FastClick may go the way of Advertising.com, says a source close to the situation. The Santa Barbara, Calif.-based Internet ad technologies and services company has filed to go public, in a $166 million offering, according to its regulatory filing. That’s more than double the $75 million that the company raised in November in a Series A from Highland Capital Partners, Oak Investment Partners and Steamboat Ventures.
However, it looks as likely now that FastClick will not launch an IPO, but instead get bought, much in the same way that Advertising.com walked away from an expected $100 million IPO last year to get bought for $435 million in cash from American Online.
“Now that FastClick’s revenues have been made available [through public filings] I wouldn’t be at all surprised to see it acquired very soon,” says the source.
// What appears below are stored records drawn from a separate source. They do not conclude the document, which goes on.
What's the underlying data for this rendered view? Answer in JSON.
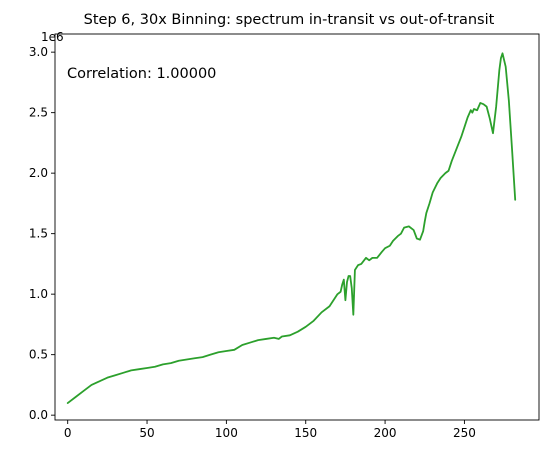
{
  "chart_data": {
    "type": "line",
    "title": "Step 6, 30x Binning: spectrum in-transit vs out-of-transit",
    "xlabel": "",
    "ylabel": "",
    "y_offset_label": "1e6",
    "y_scale": 1000000,
    "xlim": [
      -8,
      297
    ],
    "ylim": [
      -0.04,
      3.15
    ],
    "xticks": [
      0,
      50,
      100,
      150,
      200,
      250
    ],
    "yticks": [
      0.0,
      0.5,
      1.0,
      1.5,
      2.0,
      2.5,
      3.0
    ],
    "ytick_labels": [
      "0.0",
      "0.5",
      "1.0",
      "1.5",
      "2.0",
      "2.5",
      "3.0"
    ],
    "grid": false,
    "annotation": "Correlation: 1.00000",
    "series": [
      {
        "color": "#2ca02c",
        "x": [
          0,
          5,
          10,
          15,
          20,
          25,
          30,
          35,
          40,
          45,
          50,
          55,
          60,
          65,
          70,
          75,
          80,
          85,
          90,
          95,
          100,
          105,
          110,
          115,
          120,
          125,
          130,
          133,
          135,
          140,
          145,
          150,
          155,
          160,
          165,
          170,
          172,
          173,
          174,
          175,
          176,
          177,
          178,
          179,
          180,
          181,
          182,
          183,
          185,
          188,
          190,
          192,
          195,
          198,
          200,
          203,
          205,
          208,
          210,
          212,
          215,
          218,
          220,
          222,
          224,
          225,
          226,
          228,
          230,
          233,
          235,
          238,
          240,
          242,
          245,
          248,
          250,
          252,
          254,
          255,
          256,
          258,
          260,
          262,
          264,
          266,
          268,
          270,
          272,
          273,
          274,
          276,
          278,
          280,
          282
        ],
        "y": [
          0.1,
          0.15,
          0.2,
          0.25,
          0.28,
          0.31,
          0.33,
          0.35,
          0.37,
          0.38,
          0.39,
          0.4,
          0.42,
          0.43,
          0.45,
          0.46,
          0.47,
          0.48,
          0.5,
          0.52,
          0.53,
          0.54,
          0.58,
          0.6,
          0.62,
          0.63,
          0.64,
          0.63,
          0.65,
          0.66,
          0.69,
          0.73,
          0.78,
          0.85,
          0.9,
          1.0,
          1.02,
          1.08,
          1.12,
          0.95,
          1.1,
          1.15,
          1.15,
          1.05,
          0.83,
          1.2,
          1.22,
          1.24,
          1.25,
          1.3,
          1.28,
          1.3,
          1.3,
          1.35,
          1.38,
          1.4,
          1.44,
          1.48,
          1.5,
          1.55,
          1.56,
          1.53,
          1.46,
          1.45,
          1.52,
          1.6,
          1.67,
          1.75,
          1.84,
          1.92,
          1.96,
          2.0,
          2.02,
          2.1,
          2.2,
          2.3,
          2.38,
          2.46,
          2.52,
          2.5,
          2.53,
          2.52,
          2.58,
          2.57,
          2.55,
          2.45,
          2.33,
          2.55,
          2.85,
          2.95,
          2.99,
          2.88,
          2.6,
          2.2,
          1.78
        ]
      }
    ]
  }
}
FastClick reported a profit of $5.1 million last year on revenue of $58 million, compared to $5.1 million in profit on $28.7 million in revenue in 2003.
Tor Braham, co-head of technology investing at Deutsche Bank Securities, which is not among FastClick’s underwriters, says that he hasn’t heard that FastClick is about to be acquired. “But the companies that are IPO candidates right now are, for the most part, running formal or informal dual track deals,” Braham says.
Braham says that despite what VCs tell reporters, “they would always rather sell than take a company public these days. Sarbanes-Oxley creates headaches and auditing firms are backed up.”